I did not know I can defragment XFS. This will probably take a long time and I will probably have to stop the node for this?

Moving to EXT4 will probably take a long time, right? In the past I moved a 1TB Node to another Disk and it took over 1 day. How does it compare to NTFS? NTFS would be a lot easier to handle.

Please NEVER use NTFS under Linux (UnRaid uses a Linux OS), things become even worse than with XFS. It will be corrupted and to fix issues you will be forced to connect this drive to Windows to fix them.

1 Like

Fragmentation looks not to bad or am I wrong?
image

@Alexey Cant confirm. I am running 1 NTFS node with 7TB with 0 problems and less “race lost” errors compared to XFS. The node is from the start of storj v3.

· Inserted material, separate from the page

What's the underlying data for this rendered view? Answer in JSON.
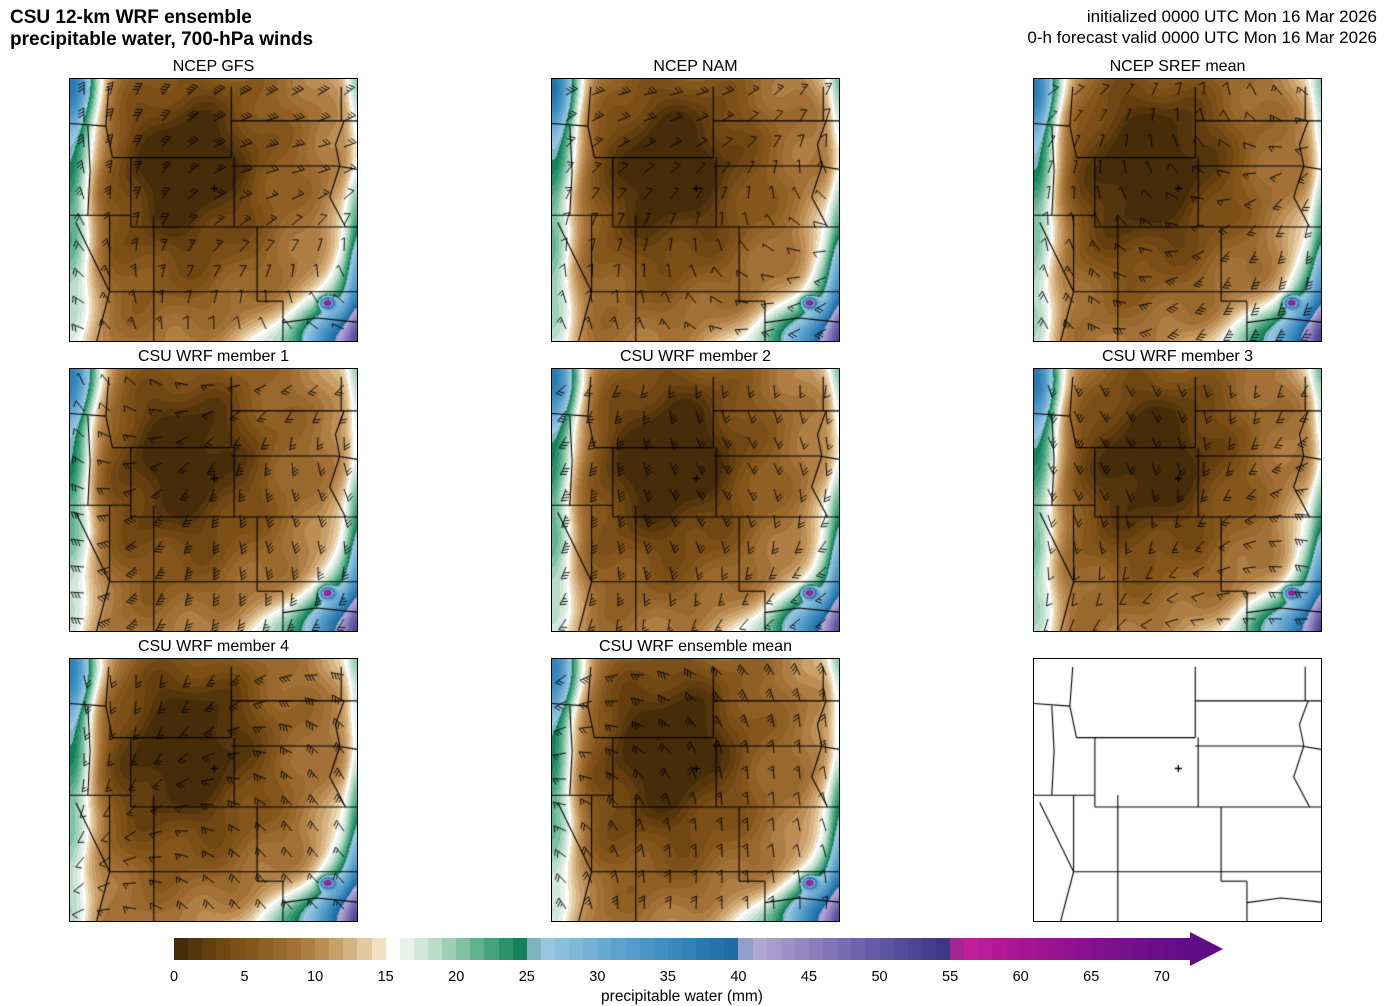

Sorry, I don’t know Unraid, I cannot help you more than just suggesting you need to find what is bottlenecking your I/O.

In short, nobody can say if its bad. I have a similar drive wich also did stutter at the same filling. Of ~7tb. But with ntfs.

If the drive is alright nothing bad can happen if you run defrag for a week while node is running.
But i set it via yaml to be full. To reduce stress.
Also moved the dbs to an flashdrive.

With windows it was no problem.

Maybe we both have slow slug drives.